Goldwater Scholar Shwetha Mudalegundi

Shwetha Mudalegundi ’20 is a Goldwater Scholar for the 2019-2020 academic year.
goldwater scholar
The prestigious research-focused award centered on the sciences gives recipients $7,500 per year to complete their undergraduate education. 

This isn’t the first time Shwetha Mudalegundi ’20 applied for a Goldwater Scholarship. Last year, she received an honorable mention, but this year she is one of two University of Miami students who received a Goldwater Scholarship for the 2019-2020 academic year. The prestigious research-focused award centered on the sciences gives recipients $7,500 per year to complete their undergraduate education. Shwetha is a junior with dual-degrees in Neuroscience and Public Health. A&S News met up with Shwetha to talk about what type of research she’s working on at UM and what it means to be a Goldwater Scholar. 

A&S News: How excited are you to be a Goldwater Scholar?

Shwetha: I received an honorable mention last year, but I applied again and got it! My parents were super excited. I know this recognition will stay with me forever. I can’t thank my parents enough for their support in my endeavors and through this crazy application process.

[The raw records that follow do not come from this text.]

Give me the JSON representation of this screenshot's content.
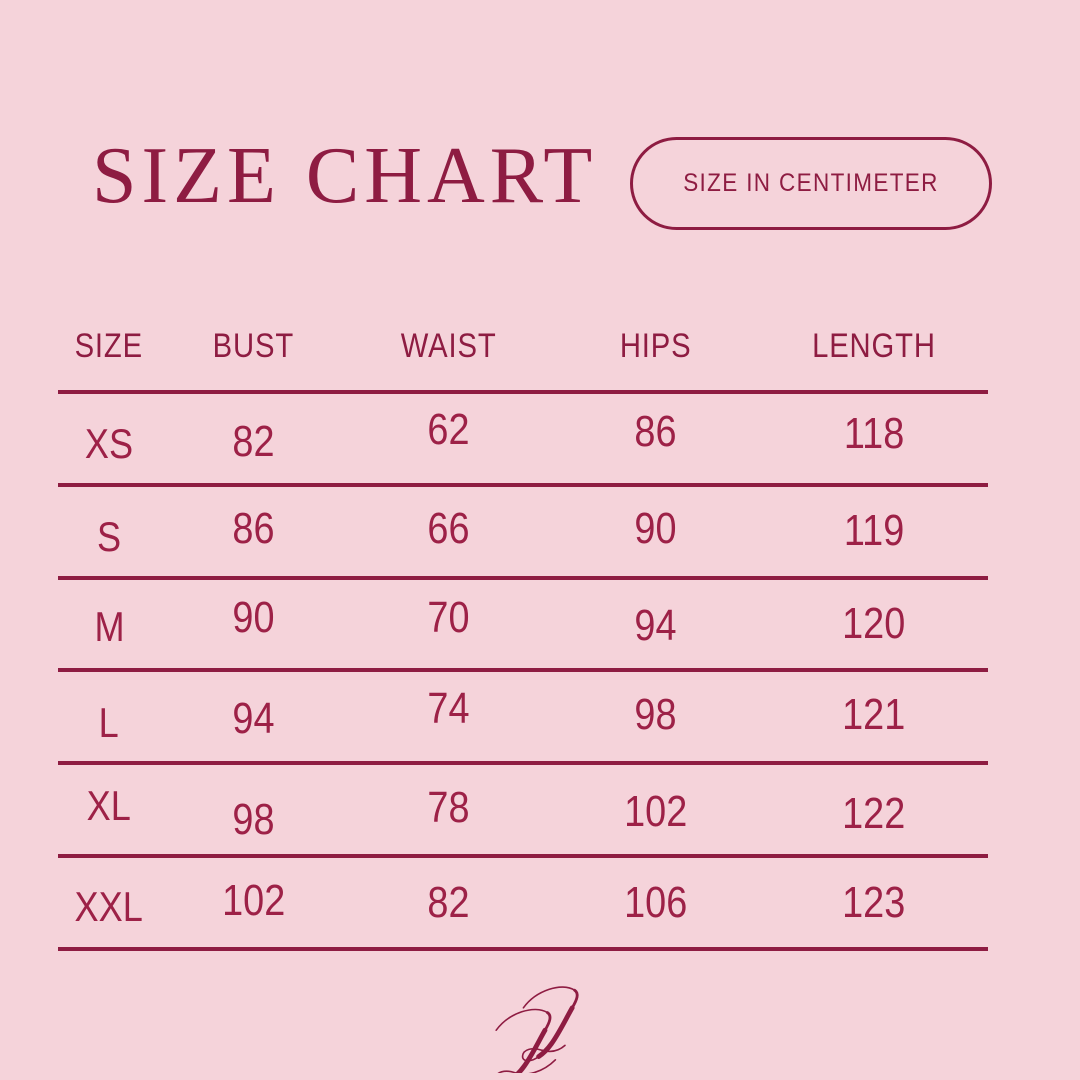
{
  "header": {
    "title": "SIZE CHART",
    "unit_badge": "SIZE IN CENTIMETER"
  },
  "chart_data": {
    "type": "table",
    "title": "SIZE CHART",
    "unit": "centimeter",
    "columns": [
      "SIZE",
      "BUST",
      "WAIST",
      "HIPS",
      "LENGTH"
    ],
    "rows": [
      [
        "XS",
        "82",
        "62",
        "86",
        "118"
      ],
      [
        "S",
        "86",
        "66",
        "90",
        "119"
      ],
      [
        "M",
        "90",
        "70",
        "94",
        "120"
      ],
      [
        "L",
        "94",
        "74",
        "98",
        "121"
      ],
      [
        "XL",
        "98",
        "78",
        "102",
        "122"
      ],
      [
        "XXL",
        "102",
        "82",
        "106",
        "123"
      ]
    ]
  },
  "footer": {
    "monogram": "JJ"
  },
  "colors": {
    "background": "#f5d3da",
    "accent": "#8e1c42",
    "table_text": "#9d2147"
  }
}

A&S News: Where are you from?

Shwetha: My parents are immigrants from India, and my older brother was born in India. I was born in Alabama and stayed there for about 12 years before my family moved to Atlanta, Georgia.

A&S News: What do you love most about the University of Miami?  

Shwetha: I applied to a broad reach of schools, but in the end, I was left with two choices: the University of Pittsburg and the University of Miami. To me, Pittsburg seemed so dreary compared to Miami, so when I came down to visit UM, I fell in love with the campus and the atmosphere. Plus, UM is known as a research institution and that’s awesome. UM also makes it easy for you to do what you want while you’re here. My dual degree is a great example of that.

A&S News: What type of research are you conducting at UM?

Shwetha: I conduct research with Dr. Roberta Brambilla at The Miami Project to Cure Paralysis. The research I conduct in her lab deals with multiple sclerosis (MS); I work on a mouse model and started back when I was a freshman. Our research focuses on neurogenerative diseases. We study a specific receptor in the mice by knocking it out or over-expressing it. This relates to the human condition, as that receptor could be a therapeutic target that works directly in the MS pathway.

A&S News: When it comes to science, what fascinates you the most?

Shwetha: Scientific investigation, asking questions, and finding the answers to those questions is so appealing to me, which is why I participated in science fairs all through high school! I also love presenting and breaking down the research for people. I think it’s amazing that anyone can contribute to research at such a young age because, at the end of the day, it is all about what questions you want to be answered and about using your skillsets to answer them. For the record, I need to thank my post-doc mentor, Placido Iliano, who has a chemistry background and got into neuroscience, for everything. I’ve learned so much from him.

A&S News: If you could meet one famous person, alive or dead, who would it be?

Shwetha: Ruth Bader Ginsburg.

A&S News: What’s your favorite movie?

Shwetha: My favorite movie is “On the Basis of Sex,” which is a film inspired by the true story of Ruth Bader Ginsburg when she was at Harvard. That movie inspired me. She paved the way for women trying to make something of themselves in careers historically dominated by men.

A&S News: What advice would you give to young women in STEM?

Shwetha: Always try your best and if you keep putting in the work there will be a time when it will be fruitful. I love this quote: “It’s a privilege to be exhausted doing something you love.” Ken Jeong said that when he came to UM a few weeks ago, and it just stuck with me. To me, it means that if you’re working at something you love to do every day, the successes will come with time.